The Twenties

Stan Jones



There was however a developing renewal of a militant attitude towards many matters associated with the work. And because of the inability of the trade unions to carry out real campaigns at that period, there developed a desire for job organisation. That was in the period, about 1925, and the first organisations to be established, there's considerable rivalry as to which was the very first, were at Enfield Loco and Eveleigh Loco Workshops. The trade unions gave support to the new shop committee movement, and the Commissioner at the time viewed the shop committees in some way as an alternative to unions. We were going through the period now when the workshops were feeling the impact of the development of the electric system, electrical train system. This, to a large extent, shifted the centre of influence in the railways, over a period of years, from the Eveleigh Loco Workshops to the Electric Car Shops, Chullora.

Poem: The Gates of 23 Anon 1928, The Ticket Collector's Soliloquy. "Railroad" Journal of the Australian Railways Union.
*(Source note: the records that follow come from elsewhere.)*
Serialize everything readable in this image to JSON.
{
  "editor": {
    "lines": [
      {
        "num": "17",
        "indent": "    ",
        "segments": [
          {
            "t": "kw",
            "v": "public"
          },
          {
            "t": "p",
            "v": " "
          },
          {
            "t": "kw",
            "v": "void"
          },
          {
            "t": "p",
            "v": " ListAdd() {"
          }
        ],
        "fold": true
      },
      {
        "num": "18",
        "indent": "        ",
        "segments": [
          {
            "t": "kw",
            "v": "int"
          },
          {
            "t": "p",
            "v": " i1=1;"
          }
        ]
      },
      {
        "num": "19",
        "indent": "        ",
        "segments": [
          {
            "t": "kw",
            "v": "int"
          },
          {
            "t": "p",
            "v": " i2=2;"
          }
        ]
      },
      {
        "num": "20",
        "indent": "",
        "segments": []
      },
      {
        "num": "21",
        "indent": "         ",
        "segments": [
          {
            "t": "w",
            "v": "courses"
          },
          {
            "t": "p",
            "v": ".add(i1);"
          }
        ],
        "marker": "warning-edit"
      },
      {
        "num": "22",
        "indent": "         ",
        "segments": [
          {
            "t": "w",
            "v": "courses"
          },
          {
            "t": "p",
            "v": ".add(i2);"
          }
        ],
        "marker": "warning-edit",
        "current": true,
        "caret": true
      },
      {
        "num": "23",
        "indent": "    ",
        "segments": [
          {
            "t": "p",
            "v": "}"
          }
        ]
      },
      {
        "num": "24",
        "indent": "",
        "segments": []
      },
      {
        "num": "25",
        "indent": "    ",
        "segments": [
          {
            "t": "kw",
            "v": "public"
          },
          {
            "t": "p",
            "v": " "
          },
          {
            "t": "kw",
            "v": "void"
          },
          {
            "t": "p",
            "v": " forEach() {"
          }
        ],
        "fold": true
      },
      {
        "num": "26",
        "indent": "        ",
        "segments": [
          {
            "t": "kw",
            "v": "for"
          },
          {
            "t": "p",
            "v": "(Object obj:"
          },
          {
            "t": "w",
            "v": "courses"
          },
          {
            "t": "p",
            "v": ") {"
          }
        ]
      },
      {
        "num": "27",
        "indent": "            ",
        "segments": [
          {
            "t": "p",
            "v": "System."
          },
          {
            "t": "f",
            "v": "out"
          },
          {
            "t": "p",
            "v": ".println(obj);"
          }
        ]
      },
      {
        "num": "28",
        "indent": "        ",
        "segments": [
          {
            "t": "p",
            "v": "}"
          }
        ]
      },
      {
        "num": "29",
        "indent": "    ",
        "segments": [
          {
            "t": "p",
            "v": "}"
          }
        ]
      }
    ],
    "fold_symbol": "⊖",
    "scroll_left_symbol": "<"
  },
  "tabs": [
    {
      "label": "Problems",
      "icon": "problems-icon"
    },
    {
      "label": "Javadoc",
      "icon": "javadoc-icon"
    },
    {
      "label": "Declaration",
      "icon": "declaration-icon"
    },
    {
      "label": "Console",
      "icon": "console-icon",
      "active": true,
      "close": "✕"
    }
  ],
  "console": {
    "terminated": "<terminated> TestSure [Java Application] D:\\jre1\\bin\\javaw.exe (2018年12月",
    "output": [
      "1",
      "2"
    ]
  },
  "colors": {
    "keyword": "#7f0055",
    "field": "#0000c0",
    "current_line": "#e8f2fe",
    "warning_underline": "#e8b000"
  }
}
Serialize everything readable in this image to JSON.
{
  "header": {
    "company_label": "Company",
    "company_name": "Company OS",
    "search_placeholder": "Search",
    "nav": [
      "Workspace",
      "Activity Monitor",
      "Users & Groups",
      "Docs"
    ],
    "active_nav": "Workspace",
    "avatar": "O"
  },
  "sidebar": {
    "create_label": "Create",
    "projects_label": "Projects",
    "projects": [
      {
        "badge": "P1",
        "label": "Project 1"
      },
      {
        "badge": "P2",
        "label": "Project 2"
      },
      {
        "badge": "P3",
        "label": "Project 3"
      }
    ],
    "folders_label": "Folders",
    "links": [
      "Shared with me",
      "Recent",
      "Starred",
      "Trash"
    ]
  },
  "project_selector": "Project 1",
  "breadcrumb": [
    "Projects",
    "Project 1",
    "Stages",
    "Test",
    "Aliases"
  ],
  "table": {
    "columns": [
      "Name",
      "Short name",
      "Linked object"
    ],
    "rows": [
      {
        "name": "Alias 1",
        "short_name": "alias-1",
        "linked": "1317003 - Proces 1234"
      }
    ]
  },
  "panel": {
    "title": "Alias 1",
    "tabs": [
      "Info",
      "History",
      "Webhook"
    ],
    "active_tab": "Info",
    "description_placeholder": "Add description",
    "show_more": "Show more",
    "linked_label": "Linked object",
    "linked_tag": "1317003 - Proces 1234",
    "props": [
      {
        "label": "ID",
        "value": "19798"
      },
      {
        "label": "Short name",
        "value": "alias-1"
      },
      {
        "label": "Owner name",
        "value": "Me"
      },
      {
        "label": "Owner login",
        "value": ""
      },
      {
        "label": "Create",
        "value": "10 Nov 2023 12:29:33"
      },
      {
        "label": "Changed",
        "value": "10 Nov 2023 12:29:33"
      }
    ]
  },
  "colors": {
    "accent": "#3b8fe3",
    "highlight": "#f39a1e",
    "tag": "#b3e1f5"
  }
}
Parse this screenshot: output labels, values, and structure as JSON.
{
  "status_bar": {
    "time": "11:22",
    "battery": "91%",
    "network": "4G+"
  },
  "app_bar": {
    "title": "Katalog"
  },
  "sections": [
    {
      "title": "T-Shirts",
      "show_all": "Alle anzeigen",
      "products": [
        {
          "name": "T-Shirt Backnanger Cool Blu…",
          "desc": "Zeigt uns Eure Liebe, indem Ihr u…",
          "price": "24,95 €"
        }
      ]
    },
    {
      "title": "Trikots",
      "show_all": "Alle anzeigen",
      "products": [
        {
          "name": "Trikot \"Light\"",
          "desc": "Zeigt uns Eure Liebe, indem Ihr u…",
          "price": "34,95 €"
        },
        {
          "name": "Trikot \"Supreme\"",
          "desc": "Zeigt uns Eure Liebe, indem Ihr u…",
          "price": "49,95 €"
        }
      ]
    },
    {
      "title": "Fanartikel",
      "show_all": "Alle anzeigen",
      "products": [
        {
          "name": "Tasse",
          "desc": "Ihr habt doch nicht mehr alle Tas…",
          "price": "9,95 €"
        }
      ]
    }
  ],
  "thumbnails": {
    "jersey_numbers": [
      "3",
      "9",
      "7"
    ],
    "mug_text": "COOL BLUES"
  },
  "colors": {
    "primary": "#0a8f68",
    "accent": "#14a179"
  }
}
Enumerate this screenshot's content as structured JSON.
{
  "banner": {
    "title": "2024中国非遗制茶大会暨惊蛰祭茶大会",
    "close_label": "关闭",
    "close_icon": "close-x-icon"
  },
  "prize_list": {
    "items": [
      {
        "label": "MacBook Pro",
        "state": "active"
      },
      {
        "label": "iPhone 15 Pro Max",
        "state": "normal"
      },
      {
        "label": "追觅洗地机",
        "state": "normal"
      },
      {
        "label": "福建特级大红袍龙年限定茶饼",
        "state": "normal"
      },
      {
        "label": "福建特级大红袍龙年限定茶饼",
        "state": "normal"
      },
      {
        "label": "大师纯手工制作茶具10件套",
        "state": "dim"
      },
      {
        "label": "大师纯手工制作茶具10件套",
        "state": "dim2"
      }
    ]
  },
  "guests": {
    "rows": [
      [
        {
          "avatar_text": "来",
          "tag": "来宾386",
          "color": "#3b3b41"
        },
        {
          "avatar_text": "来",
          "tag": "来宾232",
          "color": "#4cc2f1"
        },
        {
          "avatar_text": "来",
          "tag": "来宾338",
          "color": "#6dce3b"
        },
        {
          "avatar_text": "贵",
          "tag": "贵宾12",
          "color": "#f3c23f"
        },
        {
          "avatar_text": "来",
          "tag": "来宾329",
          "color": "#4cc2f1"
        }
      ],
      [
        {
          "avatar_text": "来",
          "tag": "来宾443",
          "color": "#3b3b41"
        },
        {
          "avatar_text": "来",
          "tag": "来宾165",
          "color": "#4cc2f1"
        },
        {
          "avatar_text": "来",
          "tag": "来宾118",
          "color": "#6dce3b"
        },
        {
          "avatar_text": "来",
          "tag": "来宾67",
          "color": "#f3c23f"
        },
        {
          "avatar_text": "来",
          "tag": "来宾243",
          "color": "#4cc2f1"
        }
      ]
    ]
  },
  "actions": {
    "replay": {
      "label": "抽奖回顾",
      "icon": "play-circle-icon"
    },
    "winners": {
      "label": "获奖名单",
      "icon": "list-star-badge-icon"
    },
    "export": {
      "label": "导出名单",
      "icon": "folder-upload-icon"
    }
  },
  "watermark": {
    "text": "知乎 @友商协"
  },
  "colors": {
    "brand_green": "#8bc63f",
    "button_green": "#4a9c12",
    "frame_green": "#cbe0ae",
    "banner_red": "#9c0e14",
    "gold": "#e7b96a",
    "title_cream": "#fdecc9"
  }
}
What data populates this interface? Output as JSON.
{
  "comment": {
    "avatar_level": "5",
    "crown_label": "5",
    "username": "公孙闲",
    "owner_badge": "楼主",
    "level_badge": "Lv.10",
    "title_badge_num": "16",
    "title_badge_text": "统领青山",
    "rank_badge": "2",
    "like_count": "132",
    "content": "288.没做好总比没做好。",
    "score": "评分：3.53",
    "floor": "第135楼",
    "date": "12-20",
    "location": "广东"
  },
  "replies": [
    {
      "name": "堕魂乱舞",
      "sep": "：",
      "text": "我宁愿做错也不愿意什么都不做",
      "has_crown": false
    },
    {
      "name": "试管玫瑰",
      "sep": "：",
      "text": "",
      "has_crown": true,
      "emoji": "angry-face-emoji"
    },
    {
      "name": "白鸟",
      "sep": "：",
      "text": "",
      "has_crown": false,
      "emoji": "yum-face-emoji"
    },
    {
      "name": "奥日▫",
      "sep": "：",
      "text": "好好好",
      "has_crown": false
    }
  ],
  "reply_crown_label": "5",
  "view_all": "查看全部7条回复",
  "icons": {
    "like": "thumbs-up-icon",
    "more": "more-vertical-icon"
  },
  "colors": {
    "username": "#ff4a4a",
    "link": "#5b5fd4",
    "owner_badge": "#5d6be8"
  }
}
Recited by John Dengate

Have you ever stood for hours on a cold wet concrete floor,
Clipping tickets as they pass you 'til your hands are stiff and sore,
And when you roar out show 'em, all the flappers murmur glee,
That's the way we put our time in, underneath on 23.

Greg Patmore

And what we find generally from 1920 onwards, is an improvement in the railway unions' position. They went and got Federal Awards, the Labour Government was re-elected under Premier Lang in 1925-1927. He restored the strikers' seniority, he attempted to de-register the loyalist unions that were formed in 1917, the scab unions, but he failed because of the Upper House. But also the 44 hour week was introduced in 1926, so there were a number of major gains for the railway workers in that period.